The report was completed in July 2021 by University of Michigan Professor of Computer Science and Engineering J. Alex Halderman with Professor Drew Springall, of Auburn University, and focused in part on vulnerabilities they found after examining Dominion’s ImageCast X Ballot Marking Devices for three months.

A redacted copy of the report was released June 14 by the U.S. District Court for the Northern District of Georgia, Atlanta Division. ​

The report was completed on behalf of the plaintiffs in the case of Curling v.

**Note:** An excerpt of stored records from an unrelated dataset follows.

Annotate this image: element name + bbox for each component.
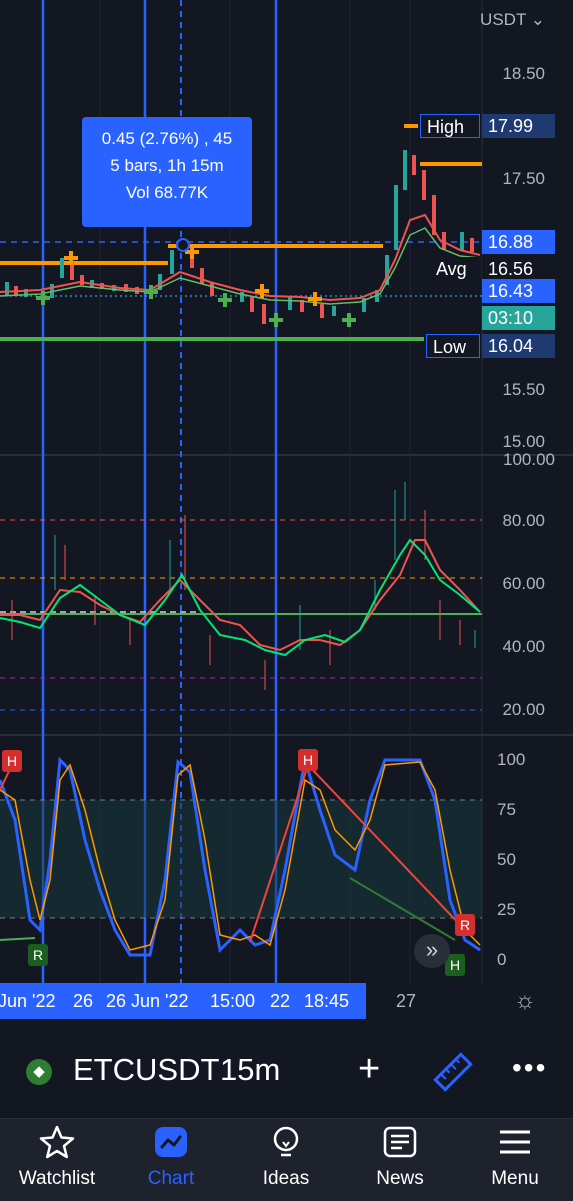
more-icon[interactable]: ••• — [512, 1052, 547, 1084]
high-marker: H — [2, 750, 22, 772]
time-axis-label: 22 — [270, 991, 291, 1011]
time-axis-label: 18:45 — [304, 991, 350, 1011]
stoch-axis-label: 50 — [497, 850, 516, 869]
rsi-axis-label: 100.00 — [503, 450, 555, 469]
rsi-axis-label: 40.00 — [502, 637, 545, 656]
time-axis-label: 15:00 — [210, 991, 256, 1011]
stoch-axis-label: 25 — [497, 900, 516, 919]
measure-bars: 5 bars, 1h 15m — [110, 156, 224, 175]
nav-label: Ideas — [262, 1168, 310, 1189]
nav-watchlist[interactable]: Watchlist — [2, 1125, 112, 1190]
avg-value: 16.56 — [482, 257, 555, 281]
nav-chart[interactable]: Chart — [116, 1125, 226, 1190]
time-axis[interactable]: Jun '22 26 26 Jun '22 15:00 22 18:45 27 … — [0, 983, 573, 1021]
price-axis-label: 15.50 — [502, 380, 545, 399]
star-icon — [39, 1125, 75, 1159]
ruler-icon[interactable] — [433, 1052, 473, 1097]
menu-icon — [500, 1130, 530, 1154]
nav-news[interactable]: News — [345, 1125, 455, 1190]
low-label: Low — [426, 334, 480, 358]
symbol-toolbar: ◆ ETCUSDT 15m + ••• — [0, 1040, 573, 1104]
countdown-tag: 03:10 — [482, 306, 555, 330]
etc-logo-icon: ◆ — [26, 1059, 52, 1085]
chart-icon — [155, 1127, 187, 1157]
avg-label: Avg — [430, 257, 480, 281]
measure-start-handle[interactable] — [176, 238, 190, 252]
nav-label: News — [376, 1168, 424, 1189]
stoch-axis-label: 75 — [497, 800, 516, 819]
rsi-axis-label: 20.00 — [502, 700, 545, 719]
bottom-navigation: Watchlist Chart Ideas News Menu — [0, 1118, 573, 1201]
nav-ideas[interactable]: Ideas — [231, 1125, 341, 1190]
price-axis-label: 18.50 — [502, 64, 545, 83]
measure-volume: Vol 68.77K — [125, 183, 209, 202]
rsi-axis-label: 60.00 — [502, 574, 545, 593]
high-marker: H — [298, 749, 318, 771]
nav-label: Watchlist — [18, 1168, 96, 1189]
rsi-axis-label: 80.00 — [502, 511, 545, 530]
time-axis-label: 26 — [73, 991, 94, 1011]
nav-label: Menu — [491, 1168, 539, 1189]
bulb-icon — [273, 1126, 299, 1157]
interval-selector[interactable]: 15m — [220, 1052, 280, 1088]
reversal-marker: R — [28, 944, 48, 966]
measure-tooltip: 0.45 (2.76%) , 45 5 bars, 1h 15m Vol 68.… — [82, 117, 252, 227]
time-axis-label: 26 Jun '22 — [106, 991, 189, 1011]
reversal-marker: R — [455, 914, 475, 936]
news-icon — [383, 1126, 417, 1158]
time-axis-label: Jun '22 — [0, 991, 56, 1011]
high-label: High — [420, 114, 480, 138]
rsi-line — [0, 539, 481, 652]
measure-change: 0.45 (2.76%) , 45 — [101, 129, 233, 148]
stoch-axis-label: 0 — [497, 950, 507, 969]
time-axis-label: 27 — [396, 991, 417, 1011]
stoch-axis-label: 100 — [497, 750, 526, 769]
current-price-tag: 16.88 — [482, 230, 555, 254]
low-value: 16.04 — [482, 334, 555, 358]
settings-gear-icon[interactable]: ☼ — [514, 987, 536, 1015]
price-axis-label: 15.00 — [502, 432, 545, 451]
high-value: 17.99 — [482, 114, 555, 138]
nav-label: Chart — [147, 1168, 195, 1189]
double-chevron-right-icon: » — [425, 937, 439, 962]
currency-label[interactable]: USDT ⌄ — [480, 10, 545, 30]
scroll-to-realtime-button[interactable]: » — [414, 934, 450, 968]
plus-icon[interactable]: + — [358, 1048, 380, 1091]
last-price-tag: 16.43 — [482, 279, 555, 303]
symbol-name[interactable]: ETCUSDT — [73, 1052, 219, 1088]
price-axis-label: 17.50 — [502, 169, 545, 188]
nav-menu[interactable]: Menu — [460, 1125, 570, 1190]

Raffensperger and found the Dominion machines are vulnerable to vote flipping.

Halderman suggested the machines were capable of being manipulated in mere minutes by bad actors, saying the QR codes on printed ballots could be altered and malware installed on individual machines “with only brief physical access.”

That sounds like a problem that really should be corrected before another election.

The article concludes:

However, in the judge’s order making the report public, she said CISA and the parties in the lawsuit agreed that the proposed redactions to the report appropriately safeguarded against election security concerns.

Dominion settled a lawsuit with Fox News in April for $787 million regarding claims made on the news station’s channel about the company’s voting machines.

Phill Kline, director of The Amistad Project, told Just the News on Wednesday that one of the problems with the issue of voting machines’ integrity in election systems is the disagreement among experts.

He also said officials overseeing elections don’t have the knowledge to understand how the machines work and have to rely on the companies that created them to make sure everything works properly.

“Machines are not transparent, and that’s the problem,” Kline said. He also said the transparency issue is a “key reason Americans are losing faith in elections,” and that they cannot get their questions answered about how elections are conducted  “in a manner that’s understandable.”

Are you convinced that there is not a problem?